Weidenfeld, £9.99 stg

Guy Ritchie should take a look at 'Snap' if he is scouting around for his next project. 'Snap' comes hot on the heels of the British gangster film revival and is a trip into the darker reaches of the East End and Essex.

Ostensibly a tale of violence, sex, crime and betrayal, the real craft in this story lies in the portrayal of brotherly love. Two bothers called, confusingly, East and West, go on the run after an accident kills the daughter of the local gang leader. Their trip, part 'Lock Stock', part 'Rain Man', sees author Mark Powell create an unusually intelligent crime thriller. This is more than Brit-lit, or faux-Ritchie, this is a truly original book from a writer who issues his characters with a heart, as well as a gun.

The dialogue crackles with invective and an authenticity that was too often absent from recent Brit flicks. Powell uses his experience living on the streets to examine notions of disfigurement, homelessness and fraternal love. This exciting debut owes a lot to the realist strain of dialogue pioneered by Irvine Welsh in the 1990's, although this time the Scottish brogue is replaced with a cockney one.

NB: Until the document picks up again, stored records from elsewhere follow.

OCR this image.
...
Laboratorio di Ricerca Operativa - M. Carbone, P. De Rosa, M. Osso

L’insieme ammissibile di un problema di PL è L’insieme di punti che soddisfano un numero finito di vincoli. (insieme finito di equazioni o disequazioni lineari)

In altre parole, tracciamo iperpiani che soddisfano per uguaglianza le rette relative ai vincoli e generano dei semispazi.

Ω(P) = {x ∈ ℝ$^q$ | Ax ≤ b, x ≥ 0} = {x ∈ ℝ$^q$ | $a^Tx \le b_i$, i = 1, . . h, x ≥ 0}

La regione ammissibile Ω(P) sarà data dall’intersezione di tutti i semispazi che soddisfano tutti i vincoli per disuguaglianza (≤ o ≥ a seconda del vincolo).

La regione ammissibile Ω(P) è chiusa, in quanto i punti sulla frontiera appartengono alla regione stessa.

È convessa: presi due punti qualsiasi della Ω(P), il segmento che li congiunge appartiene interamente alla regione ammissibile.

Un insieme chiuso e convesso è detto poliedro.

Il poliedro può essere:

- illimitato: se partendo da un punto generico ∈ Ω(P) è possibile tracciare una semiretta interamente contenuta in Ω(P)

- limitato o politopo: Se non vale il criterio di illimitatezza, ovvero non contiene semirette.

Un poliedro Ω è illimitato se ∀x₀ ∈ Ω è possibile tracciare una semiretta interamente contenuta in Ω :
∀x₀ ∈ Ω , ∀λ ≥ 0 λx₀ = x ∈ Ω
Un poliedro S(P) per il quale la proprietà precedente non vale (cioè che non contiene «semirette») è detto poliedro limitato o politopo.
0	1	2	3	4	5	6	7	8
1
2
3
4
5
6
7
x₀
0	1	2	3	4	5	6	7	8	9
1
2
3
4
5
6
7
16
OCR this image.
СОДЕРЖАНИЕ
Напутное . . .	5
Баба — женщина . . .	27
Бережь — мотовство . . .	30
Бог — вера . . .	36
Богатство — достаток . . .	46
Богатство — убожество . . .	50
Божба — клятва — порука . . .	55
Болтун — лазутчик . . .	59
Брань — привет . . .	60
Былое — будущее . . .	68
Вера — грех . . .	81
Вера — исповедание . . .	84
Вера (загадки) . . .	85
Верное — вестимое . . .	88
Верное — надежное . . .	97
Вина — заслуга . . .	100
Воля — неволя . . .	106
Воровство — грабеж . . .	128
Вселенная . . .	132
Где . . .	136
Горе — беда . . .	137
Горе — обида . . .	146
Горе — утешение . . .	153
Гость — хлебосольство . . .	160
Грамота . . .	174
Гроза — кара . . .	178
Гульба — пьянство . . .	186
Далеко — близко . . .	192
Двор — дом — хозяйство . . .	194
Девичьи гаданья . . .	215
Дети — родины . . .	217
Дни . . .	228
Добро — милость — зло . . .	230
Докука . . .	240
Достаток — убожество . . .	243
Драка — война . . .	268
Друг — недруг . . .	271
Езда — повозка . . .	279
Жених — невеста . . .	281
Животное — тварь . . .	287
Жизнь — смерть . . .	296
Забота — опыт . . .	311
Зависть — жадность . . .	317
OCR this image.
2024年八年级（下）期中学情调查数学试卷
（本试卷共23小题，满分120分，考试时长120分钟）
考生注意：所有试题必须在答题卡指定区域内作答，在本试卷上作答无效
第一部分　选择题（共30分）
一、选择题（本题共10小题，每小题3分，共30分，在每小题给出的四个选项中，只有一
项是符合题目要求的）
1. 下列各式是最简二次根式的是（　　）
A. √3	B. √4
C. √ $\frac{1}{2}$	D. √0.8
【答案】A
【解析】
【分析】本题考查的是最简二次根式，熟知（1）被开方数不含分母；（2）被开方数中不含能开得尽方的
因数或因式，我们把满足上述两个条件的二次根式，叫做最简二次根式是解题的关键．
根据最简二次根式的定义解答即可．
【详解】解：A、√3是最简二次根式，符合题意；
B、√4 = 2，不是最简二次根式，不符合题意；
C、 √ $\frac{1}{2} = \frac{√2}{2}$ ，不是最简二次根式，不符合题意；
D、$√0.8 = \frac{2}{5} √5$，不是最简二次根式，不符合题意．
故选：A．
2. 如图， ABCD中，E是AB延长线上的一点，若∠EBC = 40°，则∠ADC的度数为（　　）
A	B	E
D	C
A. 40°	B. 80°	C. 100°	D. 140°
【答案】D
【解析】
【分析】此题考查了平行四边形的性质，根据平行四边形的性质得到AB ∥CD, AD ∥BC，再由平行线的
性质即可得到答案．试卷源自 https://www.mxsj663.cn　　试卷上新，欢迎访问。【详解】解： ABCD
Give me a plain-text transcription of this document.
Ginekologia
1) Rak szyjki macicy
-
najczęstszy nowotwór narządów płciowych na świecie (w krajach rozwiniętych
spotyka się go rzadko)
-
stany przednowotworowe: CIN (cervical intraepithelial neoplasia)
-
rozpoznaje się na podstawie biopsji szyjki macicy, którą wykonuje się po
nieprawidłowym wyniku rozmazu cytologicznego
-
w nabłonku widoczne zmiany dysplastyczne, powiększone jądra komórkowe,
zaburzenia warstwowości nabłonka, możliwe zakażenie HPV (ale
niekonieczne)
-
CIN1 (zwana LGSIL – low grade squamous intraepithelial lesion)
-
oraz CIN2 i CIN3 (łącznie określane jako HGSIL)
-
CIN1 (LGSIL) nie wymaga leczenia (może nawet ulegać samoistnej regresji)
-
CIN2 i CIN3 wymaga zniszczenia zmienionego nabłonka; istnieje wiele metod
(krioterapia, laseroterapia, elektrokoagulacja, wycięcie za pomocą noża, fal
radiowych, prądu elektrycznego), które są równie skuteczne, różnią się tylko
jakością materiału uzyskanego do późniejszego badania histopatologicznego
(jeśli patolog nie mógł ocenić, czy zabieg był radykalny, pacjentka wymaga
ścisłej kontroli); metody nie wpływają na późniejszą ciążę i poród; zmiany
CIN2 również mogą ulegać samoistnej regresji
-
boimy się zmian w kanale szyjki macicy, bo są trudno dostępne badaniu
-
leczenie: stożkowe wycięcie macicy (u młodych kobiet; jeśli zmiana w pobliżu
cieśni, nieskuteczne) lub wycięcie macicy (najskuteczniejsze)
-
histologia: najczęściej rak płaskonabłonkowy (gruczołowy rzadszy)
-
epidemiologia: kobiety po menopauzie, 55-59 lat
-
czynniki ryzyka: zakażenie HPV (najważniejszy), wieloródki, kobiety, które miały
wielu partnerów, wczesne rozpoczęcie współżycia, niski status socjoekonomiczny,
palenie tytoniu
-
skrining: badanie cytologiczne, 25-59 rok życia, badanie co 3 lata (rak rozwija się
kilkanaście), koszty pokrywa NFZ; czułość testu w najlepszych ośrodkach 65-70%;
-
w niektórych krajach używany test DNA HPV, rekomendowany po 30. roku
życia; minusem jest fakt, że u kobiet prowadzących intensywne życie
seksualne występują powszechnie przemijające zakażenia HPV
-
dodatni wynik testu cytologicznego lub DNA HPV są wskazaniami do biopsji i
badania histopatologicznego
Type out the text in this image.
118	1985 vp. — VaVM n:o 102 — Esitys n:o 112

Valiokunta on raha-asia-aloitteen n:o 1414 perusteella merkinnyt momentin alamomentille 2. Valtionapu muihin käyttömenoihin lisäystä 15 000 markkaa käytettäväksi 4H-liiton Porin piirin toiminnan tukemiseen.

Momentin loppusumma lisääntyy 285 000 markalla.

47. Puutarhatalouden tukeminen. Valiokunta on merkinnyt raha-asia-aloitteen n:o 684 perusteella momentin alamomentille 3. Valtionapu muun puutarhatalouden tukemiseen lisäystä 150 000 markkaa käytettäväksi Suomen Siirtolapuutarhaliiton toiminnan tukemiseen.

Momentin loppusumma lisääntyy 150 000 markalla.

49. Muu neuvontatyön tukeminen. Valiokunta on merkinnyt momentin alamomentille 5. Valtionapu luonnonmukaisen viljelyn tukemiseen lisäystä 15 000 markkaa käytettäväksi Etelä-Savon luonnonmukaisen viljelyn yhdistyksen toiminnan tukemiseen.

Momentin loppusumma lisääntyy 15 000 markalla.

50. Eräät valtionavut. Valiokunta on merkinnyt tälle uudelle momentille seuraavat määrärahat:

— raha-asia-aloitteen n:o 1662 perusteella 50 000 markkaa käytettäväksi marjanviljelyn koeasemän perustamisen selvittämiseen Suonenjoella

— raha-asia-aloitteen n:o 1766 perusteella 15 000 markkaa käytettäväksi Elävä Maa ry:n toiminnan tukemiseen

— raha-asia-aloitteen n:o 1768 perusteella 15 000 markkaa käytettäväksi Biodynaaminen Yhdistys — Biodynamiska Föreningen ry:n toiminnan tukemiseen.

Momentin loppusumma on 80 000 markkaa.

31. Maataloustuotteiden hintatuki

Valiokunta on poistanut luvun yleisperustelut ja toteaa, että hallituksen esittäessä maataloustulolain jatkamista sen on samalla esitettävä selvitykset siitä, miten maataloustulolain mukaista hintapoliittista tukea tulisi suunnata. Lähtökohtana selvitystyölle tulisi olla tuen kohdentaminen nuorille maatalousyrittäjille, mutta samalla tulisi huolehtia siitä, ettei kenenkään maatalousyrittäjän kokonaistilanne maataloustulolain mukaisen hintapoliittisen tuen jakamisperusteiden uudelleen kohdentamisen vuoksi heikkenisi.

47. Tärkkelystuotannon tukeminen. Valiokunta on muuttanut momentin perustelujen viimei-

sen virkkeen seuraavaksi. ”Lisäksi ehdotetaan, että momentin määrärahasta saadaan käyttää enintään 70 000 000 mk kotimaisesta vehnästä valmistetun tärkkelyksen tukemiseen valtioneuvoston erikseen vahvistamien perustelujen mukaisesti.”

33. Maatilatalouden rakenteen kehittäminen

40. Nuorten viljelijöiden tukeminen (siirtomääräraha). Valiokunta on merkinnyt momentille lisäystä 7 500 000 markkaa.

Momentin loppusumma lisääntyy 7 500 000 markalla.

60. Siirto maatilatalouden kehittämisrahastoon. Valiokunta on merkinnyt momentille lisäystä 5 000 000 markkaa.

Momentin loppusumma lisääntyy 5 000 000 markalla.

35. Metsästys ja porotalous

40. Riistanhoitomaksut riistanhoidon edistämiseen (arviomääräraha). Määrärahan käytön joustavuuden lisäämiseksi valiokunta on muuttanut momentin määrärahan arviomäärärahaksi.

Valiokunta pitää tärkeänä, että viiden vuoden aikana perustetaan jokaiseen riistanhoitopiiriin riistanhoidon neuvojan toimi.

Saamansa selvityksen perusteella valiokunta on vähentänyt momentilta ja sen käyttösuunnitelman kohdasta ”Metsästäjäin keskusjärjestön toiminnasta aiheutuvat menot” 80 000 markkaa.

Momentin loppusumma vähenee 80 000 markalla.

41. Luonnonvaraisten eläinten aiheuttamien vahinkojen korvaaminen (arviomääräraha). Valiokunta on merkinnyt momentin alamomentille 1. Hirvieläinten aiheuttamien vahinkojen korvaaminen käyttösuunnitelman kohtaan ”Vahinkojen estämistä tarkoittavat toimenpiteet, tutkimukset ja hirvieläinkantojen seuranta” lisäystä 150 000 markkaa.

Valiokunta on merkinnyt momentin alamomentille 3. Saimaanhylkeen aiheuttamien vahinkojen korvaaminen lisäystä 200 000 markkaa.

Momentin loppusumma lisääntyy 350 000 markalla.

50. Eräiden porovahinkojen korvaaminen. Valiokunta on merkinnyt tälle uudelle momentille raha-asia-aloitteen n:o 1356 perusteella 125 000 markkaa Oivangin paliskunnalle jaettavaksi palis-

The narrative is genuinely intriguing and keeps you guessing until the very end. Too often in thrillers the plot is simply an excuse for a series of violent set pieces but Powell is far more ambitious than that. Not one for the faint hearted, this book requires both patience and concentration to enjoy.

The pace with which characters are introduced, alongside the confusing cockney-isms, mean that it is easy to become disheartened. Don't. Persevere and there is something very unusual and worthwhile here; a London-based crime novel with a plot that doesn't rely on cliché and characters that aren't caricatures.